Alumni and students at the Chinese University of Hong Kong have demanded that the latest appointment to its governing council be withdrawn. They claim the appointment was a “political reward” for those who support Chief Executive Leung Chun-ying.
Vincent Marshall Lee Kwan-ho was appointed to a three-year term on the council on Friday, effective June 1. Lee is the chairman of Tung Tai Group of Companies, a financial company, and an independent non-executive director of the Hong Kong Stock Exchange.
A petition was launched by two CUHK alumni groups opposing the appointment, saying that Lee had appeared on stage several times during Leung’s election campaign in 2012. They say he is a member of the Standing Committee of Guangxi province’s political consultative body and signed a petition against the pro-democracy Occupy protests of 2014.
In an interview with Ming Pao in March, Lee said that he supported Leung’s possible re-election in 2017, stating that he has done many positive things for Hong Kong, but they were not reported on by the media.
“Such an appointment makes us question whether Leung Chun-ying gives out university council seats as political rewards, seriously damaging institutional autonomy,” the petition said.

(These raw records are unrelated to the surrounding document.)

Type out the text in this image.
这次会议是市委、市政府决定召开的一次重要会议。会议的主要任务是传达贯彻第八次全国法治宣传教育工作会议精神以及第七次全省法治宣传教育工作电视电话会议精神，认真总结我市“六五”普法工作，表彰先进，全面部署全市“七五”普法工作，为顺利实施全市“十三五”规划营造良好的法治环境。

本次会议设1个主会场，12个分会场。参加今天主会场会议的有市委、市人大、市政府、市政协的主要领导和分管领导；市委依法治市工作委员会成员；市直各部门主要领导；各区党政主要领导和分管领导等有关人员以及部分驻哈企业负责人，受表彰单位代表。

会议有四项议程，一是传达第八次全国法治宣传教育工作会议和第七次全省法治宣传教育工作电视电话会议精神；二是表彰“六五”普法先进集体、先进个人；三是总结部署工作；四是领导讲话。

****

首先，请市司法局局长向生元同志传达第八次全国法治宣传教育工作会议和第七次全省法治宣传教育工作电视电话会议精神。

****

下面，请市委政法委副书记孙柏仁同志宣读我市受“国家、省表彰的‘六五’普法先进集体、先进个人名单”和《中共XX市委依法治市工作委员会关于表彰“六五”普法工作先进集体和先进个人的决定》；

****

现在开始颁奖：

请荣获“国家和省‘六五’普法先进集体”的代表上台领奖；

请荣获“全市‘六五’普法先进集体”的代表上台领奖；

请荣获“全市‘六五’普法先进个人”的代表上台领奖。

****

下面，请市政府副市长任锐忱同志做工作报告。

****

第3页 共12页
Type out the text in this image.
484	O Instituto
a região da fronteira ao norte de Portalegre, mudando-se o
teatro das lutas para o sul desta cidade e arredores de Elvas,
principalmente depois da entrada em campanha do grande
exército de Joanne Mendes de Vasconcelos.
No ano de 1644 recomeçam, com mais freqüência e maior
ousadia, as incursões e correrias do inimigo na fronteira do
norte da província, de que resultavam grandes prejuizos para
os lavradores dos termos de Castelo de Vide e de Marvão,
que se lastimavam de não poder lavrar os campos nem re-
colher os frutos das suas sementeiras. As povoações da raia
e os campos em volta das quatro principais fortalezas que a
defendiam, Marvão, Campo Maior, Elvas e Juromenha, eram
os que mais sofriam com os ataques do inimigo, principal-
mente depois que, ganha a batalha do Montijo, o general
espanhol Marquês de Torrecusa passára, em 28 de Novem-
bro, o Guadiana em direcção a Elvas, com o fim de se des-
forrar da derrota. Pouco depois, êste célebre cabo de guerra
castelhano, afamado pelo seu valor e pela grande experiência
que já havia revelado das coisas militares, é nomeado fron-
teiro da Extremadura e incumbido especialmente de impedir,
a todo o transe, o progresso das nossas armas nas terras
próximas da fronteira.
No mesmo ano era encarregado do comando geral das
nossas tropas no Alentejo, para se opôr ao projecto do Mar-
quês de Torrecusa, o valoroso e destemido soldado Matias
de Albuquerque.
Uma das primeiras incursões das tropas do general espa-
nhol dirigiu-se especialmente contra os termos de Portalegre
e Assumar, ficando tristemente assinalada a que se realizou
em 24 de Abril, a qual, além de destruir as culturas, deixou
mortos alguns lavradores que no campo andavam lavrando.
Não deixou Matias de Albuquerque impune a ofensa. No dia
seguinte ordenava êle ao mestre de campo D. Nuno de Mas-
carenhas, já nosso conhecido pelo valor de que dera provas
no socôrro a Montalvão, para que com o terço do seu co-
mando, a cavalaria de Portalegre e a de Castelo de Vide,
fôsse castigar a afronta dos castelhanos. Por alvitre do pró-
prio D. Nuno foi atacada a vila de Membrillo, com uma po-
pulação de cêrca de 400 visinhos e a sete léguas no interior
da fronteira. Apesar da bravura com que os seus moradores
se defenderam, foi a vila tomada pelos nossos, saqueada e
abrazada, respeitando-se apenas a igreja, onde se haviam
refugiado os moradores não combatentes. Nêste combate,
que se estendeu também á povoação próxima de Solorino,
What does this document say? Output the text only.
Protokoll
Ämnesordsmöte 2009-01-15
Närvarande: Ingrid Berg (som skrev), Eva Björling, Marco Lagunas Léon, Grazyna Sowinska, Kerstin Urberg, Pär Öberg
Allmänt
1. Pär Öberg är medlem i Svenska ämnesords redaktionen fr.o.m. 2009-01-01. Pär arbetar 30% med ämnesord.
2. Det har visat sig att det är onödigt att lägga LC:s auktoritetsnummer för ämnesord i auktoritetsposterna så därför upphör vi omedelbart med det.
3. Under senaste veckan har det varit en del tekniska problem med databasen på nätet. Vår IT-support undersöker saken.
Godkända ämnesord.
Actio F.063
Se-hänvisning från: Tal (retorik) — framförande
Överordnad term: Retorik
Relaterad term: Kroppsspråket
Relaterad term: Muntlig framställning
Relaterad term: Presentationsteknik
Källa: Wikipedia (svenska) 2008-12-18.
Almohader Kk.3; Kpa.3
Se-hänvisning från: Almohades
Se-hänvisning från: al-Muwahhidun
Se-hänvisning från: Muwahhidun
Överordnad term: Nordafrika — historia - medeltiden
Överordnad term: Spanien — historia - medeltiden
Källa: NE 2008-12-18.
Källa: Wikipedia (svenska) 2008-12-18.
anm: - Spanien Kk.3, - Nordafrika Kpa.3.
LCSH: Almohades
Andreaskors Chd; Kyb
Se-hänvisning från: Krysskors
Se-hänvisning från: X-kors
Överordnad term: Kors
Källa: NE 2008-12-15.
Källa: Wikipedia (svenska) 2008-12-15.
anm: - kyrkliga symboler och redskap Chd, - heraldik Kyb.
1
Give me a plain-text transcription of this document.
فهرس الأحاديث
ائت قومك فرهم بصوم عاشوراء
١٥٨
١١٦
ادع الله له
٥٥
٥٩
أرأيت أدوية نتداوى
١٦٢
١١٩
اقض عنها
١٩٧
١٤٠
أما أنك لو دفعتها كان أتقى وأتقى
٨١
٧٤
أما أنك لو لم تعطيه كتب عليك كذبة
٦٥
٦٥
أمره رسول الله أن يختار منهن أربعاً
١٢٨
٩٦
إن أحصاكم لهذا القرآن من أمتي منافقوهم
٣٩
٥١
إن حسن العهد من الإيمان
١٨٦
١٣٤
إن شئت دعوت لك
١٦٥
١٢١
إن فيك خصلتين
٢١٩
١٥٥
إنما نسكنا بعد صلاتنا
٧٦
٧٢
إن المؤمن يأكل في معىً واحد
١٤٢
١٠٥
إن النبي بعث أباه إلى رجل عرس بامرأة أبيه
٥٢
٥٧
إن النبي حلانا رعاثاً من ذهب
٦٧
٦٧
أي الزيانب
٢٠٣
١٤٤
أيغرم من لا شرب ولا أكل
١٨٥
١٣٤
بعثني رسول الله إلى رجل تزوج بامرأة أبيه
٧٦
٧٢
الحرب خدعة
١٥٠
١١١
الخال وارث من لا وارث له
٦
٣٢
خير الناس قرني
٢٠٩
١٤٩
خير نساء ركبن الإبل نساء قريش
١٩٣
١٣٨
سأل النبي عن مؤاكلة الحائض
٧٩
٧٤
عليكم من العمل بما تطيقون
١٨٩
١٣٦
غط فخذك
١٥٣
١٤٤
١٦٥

The CUHK Alumni Defend Institutional Autonomy Concern Group and the Chinese University Alumni Concern Group on University Development said Leung did not consult the views of teachers, students and alumni before making the appointment.
The groups said that Leung has been appointing controversial figures to councils of universities, namely appointing Arthur Li Kwok-cheung as the chairman of the University of Hong Kong council, and pro-Beijing figures like Maggie Chan Man-ki and Junius Ho Kwan-yiu as members of the Lingnan University council.
“In theory, the chief executive should appoint people that are familiar with the higher education sector,” the groups said.
The groups demanded the government, or the university, change the ordinance governing the university, so that the Chief Executive would not be the chancellor and would not have the power to appoint council members. The adjustment would protect institutional autonomy and academic freedom, they say.
Open University appointee
Also on Friday, Gary Yeung Man-yui, a member of the Democratic Alliance for the Betterment and Progress of Hong Kong, was appointed as a council member at the Open University. He begins a three-year term effective on June 20.
Yeung lost his district council seat in the elections last September.